Les deux ouvrages de François Jullien sont passionnants, la pensée est féconde, le souci didactique se retrouve dans la progression et le rythme des idées présentées. La publication concomitante de ces deux textes projette en quelque sorte l’expérience de l’incommensurable à travers le face à face de Moïse avec le divin. Le texte biblique emploie l’expression panim el panim en hébreu, que l’on peut traduire par face à face, ou d’intériorité à intériorité. Panim signifiant le visage ou la face mais aussi l’intériorité. Le Nom qui se révèle à Moïse au cours de l’épisode du buisson ardent, est le plus souvent traduit par « je suis ce que je suis ». Il est repris par Jullien mais aussi par Maïmonide et Spinoza, mais il n’est pas fidèle à la grammaire hébraïque, car éhyeh asher éhyeh est un futur qui devrait décliner le verbe être plutôt sous la forme « Je serai ce que je serai ». Un Nom sous forme d’un programme plaçant le futur comme source d’espérance à travers la croyance en un avenir ouvert infini et inconnu.

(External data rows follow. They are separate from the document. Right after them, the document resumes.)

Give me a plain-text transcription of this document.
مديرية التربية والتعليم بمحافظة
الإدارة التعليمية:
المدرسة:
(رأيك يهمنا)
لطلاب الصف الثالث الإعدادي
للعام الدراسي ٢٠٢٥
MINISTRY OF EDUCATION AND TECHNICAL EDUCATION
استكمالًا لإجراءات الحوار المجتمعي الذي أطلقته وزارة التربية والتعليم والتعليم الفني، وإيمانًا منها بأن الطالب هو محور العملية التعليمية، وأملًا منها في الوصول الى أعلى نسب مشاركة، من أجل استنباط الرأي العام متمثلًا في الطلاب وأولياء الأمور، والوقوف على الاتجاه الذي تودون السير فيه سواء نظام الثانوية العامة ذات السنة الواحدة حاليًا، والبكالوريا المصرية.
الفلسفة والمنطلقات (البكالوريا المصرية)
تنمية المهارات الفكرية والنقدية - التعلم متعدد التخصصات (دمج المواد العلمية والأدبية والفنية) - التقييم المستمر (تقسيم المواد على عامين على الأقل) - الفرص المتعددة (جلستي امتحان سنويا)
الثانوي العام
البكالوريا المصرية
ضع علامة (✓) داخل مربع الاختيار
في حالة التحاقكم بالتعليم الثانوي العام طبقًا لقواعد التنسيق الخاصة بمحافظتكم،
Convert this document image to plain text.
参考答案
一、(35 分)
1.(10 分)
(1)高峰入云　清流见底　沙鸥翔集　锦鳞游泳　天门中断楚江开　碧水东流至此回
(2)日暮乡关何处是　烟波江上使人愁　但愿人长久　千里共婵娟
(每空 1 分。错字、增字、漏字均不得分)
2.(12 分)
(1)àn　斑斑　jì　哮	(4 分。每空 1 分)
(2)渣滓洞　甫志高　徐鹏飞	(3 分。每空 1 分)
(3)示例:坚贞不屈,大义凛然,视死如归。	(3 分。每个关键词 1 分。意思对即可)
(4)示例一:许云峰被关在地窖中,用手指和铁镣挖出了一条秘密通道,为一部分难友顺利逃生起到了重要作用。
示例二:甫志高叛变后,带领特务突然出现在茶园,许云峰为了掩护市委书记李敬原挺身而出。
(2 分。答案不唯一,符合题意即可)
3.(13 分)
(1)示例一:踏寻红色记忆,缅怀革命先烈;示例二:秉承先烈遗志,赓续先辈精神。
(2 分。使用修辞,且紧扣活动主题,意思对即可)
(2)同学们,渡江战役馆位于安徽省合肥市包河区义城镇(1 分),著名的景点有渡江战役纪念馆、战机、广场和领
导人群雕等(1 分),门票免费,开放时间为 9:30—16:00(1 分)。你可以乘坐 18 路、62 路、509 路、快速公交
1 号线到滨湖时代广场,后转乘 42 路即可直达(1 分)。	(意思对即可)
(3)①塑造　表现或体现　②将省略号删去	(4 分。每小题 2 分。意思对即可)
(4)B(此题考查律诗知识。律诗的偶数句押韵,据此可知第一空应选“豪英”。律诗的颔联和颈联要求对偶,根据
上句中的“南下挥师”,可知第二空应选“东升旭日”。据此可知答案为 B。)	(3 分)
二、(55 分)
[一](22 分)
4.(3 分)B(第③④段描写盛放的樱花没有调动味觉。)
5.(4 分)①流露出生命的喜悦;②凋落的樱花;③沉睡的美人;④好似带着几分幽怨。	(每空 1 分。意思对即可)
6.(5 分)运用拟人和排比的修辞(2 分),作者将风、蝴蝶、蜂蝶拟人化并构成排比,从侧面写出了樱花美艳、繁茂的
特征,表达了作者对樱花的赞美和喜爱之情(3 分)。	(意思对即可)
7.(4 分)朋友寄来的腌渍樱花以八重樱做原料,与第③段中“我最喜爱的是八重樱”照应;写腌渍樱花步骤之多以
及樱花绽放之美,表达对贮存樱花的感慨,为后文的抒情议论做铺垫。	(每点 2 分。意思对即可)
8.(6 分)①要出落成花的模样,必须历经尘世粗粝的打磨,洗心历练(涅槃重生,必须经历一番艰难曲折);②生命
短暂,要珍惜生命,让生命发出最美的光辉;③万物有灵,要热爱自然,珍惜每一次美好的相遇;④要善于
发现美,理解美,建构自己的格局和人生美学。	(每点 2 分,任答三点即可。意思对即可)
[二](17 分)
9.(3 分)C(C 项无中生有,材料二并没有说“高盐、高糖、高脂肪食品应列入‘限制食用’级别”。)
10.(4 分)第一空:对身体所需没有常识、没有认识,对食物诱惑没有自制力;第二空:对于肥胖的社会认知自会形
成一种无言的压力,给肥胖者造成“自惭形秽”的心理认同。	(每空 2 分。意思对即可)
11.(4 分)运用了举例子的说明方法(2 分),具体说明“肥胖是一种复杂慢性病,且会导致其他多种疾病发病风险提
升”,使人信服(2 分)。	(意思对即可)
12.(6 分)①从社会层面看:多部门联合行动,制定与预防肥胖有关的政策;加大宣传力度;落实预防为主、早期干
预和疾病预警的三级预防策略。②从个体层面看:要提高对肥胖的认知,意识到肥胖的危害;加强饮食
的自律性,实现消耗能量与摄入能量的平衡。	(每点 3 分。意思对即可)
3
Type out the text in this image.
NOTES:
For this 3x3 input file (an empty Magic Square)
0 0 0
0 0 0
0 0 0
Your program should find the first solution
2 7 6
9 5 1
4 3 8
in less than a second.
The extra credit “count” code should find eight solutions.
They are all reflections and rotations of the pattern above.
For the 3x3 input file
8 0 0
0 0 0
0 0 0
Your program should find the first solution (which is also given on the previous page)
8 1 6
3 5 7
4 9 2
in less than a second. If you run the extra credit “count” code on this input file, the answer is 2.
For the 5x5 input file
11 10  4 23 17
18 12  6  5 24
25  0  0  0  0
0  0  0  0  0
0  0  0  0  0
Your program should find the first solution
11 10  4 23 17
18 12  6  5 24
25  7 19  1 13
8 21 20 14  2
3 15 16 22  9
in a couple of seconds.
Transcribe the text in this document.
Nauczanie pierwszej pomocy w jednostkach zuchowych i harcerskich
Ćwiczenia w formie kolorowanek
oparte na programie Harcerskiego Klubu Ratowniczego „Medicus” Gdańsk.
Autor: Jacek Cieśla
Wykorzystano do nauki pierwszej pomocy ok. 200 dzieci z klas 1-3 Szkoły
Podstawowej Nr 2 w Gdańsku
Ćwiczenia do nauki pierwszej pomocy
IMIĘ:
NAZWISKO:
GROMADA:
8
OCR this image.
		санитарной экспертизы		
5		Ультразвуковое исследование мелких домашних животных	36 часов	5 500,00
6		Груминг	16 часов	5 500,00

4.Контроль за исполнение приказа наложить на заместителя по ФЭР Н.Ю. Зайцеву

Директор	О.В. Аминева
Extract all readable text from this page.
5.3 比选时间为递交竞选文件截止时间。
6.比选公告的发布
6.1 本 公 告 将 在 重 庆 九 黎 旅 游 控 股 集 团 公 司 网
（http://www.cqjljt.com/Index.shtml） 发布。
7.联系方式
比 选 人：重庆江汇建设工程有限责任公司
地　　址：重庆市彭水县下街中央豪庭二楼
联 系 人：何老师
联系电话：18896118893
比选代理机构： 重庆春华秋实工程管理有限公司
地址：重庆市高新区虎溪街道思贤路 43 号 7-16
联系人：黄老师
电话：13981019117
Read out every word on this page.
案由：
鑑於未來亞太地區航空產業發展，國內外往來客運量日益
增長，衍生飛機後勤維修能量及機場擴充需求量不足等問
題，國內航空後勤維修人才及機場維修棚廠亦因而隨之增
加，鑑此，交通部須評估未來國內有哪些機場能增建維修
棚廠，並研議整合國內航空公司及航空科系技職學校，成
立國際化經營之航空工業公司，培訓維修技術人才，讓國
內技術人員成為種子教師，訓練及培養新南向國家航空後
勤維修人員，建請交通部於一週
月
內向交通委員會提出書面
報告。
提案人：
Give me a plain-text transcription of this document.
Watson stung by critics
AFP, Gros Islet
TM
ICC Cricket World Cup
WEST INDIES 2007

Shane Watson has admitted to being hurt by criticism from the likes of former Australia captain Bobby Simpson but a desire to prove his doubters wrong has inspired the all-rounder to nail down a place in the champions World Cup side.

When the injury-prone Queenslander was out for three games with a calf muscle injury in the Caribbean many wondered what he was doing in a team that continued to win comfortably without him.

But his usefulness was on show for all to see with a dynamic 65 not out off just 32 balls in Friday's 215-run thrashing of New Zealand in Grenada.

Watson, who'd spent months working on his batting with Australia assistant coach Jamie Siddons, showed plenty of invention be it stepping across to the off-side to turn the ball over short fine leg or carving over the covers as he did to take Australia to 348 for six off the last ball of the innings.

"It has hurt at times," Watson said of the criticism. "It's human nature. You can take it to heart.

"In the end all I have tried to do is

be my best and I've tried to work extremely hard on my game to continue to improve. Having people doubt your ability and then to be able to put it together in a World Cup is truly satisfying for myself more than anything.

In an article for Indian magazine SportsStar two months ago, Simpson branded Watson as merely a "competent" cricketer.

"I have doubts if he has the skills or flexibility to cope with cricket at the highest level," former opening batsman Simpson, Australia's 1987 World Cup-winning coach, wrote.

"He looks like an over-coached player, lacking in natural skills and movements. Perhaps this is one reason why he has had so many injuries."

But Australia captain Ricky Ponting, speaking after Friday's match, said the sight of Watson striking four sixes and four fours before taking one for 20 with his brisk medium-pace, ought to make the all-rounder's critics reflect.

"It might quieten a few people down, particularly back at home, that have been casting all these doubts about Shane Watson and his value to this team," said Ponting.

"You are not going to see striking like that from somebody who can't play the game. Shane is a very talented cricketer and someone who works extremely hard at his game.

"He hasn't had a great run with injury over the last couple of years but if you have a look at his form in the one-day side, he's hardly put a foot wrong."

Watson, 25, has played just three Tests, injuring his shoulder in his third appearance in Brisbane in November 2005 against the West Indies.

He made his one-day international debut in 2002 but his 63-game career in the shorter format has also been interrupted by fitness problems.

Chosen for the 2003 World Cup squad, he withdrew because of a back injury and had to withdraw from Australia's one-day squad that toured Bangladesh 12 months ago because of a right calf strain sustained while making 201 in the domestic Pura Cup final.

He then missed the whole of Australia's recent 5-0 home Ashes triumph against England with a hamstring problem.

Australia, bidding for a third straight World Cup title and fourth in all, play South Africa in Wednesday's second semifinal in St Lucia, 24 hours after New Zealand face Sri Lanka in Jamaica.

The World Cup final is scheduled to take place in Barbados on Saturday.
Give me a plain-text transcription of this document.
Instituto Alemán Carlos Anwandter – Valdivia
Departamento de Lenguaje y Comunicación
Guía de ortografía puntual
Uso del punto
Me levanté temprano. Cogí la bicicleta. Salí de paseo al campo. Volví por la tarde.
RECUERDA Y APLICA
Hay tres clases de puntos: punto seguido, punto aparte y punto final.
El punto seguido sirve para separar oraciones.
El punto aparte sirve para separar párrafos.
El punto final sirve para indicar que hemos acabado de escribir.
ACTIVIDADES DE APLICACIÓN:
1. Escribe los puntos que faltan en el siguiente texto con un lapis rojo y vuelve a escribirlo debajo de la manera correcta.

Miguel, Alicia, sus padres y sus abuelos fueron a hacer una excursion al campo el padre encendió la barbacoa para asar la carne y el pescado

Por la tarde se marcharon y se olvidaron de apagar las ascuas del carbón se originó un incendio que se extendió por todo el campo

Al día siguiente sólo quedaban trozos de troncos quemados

C’est peut-être cette idée que l’on retrouve dans l’exhortation de Rabbi Nahman de Braslav :« Souviens-toi de ton futur ! » Mais l’incommensurable n’est-il pas aussi le lieu de la traduction ?
François Jullien, L’incommensurable, éditions de l’Observatoire.
François Jullien, Moïse ou la Chine, Quand ne se déploie pas l’idée de Dieu, éditions de l’Observatoire.